Get the Investment Counsel You Deserve with a Fiduciary
If you ask the person(s) handling your money one question, it should be this: Are you a fiduciary? Because when you work with a fiduciary, you’re working with someone who, by law, must make financial decisions in your best interest.
Isn’t that obvious, you may wonder? I wish it were. But when you look at the lay of the land and the position investors are put in—pressured to buy—especially in their retirement years, you have to wonder how it got this way.
Too often, investors make decisions based on what they’re told. They don’t read the prospectuses, and they don’t spend time understanding the industry. OK, yes, I know it’s a confusing industry, and it’s that way on purpose. But there are independent-minded advisors out there who will tell you right from wrong.
Looking at past performance tells you nothing about tomorrow—driving through your rearview camera doesn’t tell you what’s ahead—what’s over the horizon.
What draws me most to Fidelity Investments is that it’s still a family business. It is not publicly traded. It isn’t under pressure by Wall Street to “improve” or increase earnings every quarter. Yes, they want growth, but at what cost?
What this allows is for Fidelity to be long-term minded. It’s a more prudent way to run a company. A way to make decisions with the future in mind, not the next quarter. It’s how decisions should be made.

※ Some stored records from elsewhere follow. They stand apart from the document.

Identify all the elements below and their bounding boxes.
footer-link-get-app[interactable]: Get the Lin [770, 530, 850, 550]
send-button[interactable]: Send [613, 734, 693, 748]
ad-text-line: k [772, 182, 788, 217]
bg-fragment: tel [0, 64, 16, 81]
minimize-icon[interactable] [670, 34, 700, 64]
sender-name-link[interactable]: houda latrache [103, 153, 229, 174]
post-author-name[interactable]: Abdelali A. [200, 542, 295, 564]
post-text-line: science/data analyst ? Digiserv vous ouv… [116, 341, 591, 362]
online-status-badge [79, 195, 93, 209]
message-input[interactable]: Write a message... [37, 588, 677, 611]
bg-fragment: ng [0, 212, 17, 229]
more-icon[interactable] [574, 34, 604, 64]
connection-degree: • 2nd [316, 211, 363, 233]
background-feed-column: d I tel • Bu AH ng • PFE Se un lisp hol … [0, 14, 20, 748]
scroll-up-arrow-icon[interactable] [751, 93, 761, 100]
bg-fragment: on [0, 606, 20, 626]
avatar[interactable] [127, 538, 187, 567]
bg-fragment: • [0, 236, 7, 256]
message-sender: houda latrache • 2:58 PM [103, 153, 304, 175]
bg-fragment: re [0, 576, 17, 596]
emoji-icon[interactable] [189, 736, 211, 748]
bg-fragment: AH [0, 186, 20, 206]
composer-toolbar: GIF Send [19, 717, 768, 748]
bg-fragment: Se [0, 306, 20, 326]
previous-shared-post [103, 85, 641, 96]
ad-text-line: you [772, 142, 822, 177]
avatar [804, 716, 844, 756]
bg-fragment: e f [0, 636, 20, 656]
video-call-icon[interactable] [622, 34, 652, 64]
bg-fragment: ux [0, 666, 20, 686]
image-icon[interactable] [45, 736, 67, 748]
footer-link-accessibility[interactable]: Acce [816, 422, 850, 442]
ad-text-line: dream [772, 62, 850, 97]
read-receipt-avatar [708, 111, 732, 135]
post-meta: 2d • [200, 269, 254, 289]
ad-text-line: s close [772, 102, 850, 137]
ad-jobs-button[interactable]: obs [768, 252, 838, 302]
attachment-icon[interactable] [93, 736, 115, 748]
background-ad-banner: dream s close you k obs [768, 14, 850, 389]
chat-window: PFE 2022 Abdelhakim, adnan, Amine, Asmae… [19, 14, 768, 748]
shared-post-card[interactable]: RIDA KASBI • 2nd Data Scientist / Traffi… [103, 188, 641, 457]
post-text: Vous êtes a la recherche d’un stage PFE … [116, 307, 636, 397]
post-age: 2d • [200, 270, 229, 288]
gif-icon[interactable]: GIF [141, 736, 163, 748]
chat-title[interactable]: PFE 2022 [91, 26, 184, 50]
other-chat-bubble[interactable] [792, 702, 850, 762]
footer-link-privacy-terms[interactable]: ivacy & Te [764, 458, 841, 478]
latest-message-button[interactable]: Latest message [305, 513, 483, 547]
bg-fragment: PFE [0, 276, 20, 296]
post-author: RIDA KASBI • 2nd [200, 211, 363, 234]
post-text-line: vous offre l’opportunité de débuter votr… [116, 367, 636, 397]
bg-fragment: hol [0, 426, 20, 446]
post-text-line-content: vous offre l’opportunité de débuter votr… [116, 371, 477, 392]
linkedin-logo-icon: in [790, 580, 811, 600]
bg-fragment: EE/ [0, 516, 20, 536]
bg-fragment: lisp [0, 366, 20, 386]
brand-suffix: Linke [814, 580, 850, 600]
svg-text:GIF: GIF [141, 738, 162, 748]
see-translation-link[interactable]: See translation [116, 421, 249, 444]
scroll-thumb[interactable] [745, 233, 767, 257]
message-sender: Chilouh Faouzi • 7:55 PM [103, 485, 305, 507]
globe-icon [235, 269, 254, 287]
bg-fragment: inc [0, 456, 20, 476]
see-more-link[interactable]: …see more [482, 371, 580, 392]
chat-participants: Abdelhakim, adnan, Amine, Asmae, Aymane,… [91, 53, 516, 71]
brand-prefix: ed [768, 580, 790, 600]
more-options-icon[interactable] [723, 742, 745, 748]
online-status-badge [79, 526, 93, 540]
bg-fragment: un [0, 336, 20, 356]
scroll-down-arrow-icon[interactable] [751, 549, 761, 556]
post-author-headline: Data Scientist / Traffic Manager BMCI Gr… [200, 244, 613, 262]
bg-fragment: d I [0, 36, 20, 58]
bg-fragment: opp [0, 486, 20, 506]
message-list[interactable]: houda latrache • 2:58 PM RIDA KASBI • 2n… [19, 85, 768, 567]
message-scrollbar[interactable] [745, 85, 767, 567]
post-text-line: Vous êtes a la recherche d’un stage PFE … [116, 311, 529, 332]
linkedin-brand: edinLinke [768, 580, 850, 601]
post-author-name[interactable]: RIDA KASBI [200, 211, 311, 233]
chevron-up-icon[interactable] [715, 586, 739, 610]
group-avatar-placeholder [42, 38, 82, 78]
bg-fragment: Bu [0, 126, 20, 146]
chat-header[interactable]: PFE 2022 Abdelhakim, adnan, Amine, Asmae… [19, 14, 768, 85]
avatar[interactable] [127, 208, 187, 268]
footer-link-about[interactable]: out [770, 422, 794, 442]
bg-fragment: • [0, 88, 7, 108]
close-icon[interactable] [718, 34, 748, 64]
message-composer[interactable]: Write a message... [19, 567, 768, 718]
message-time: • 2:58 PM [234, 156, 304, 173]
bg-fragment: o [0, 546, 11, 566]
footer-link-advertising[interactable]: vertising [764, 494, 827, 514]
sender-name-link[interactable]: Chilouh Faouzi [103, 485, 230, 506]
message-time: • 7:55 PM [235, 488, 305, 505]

Isn’t that a partnership you want instead of being sold new products through email like you’re their next meal?
There’s plenty of old money up here in my neck of the woods. It comes with an attitude, old money, of protecting every penny you have. Old Yankee money is tied to Fidelity Investments, an old Boston-based firm. There’s a lot of history behind how money should be handled.
Seek out independent counsel and demand a fiduciary. But if you need to decide which one comes first, always, always seek out a fiduciary.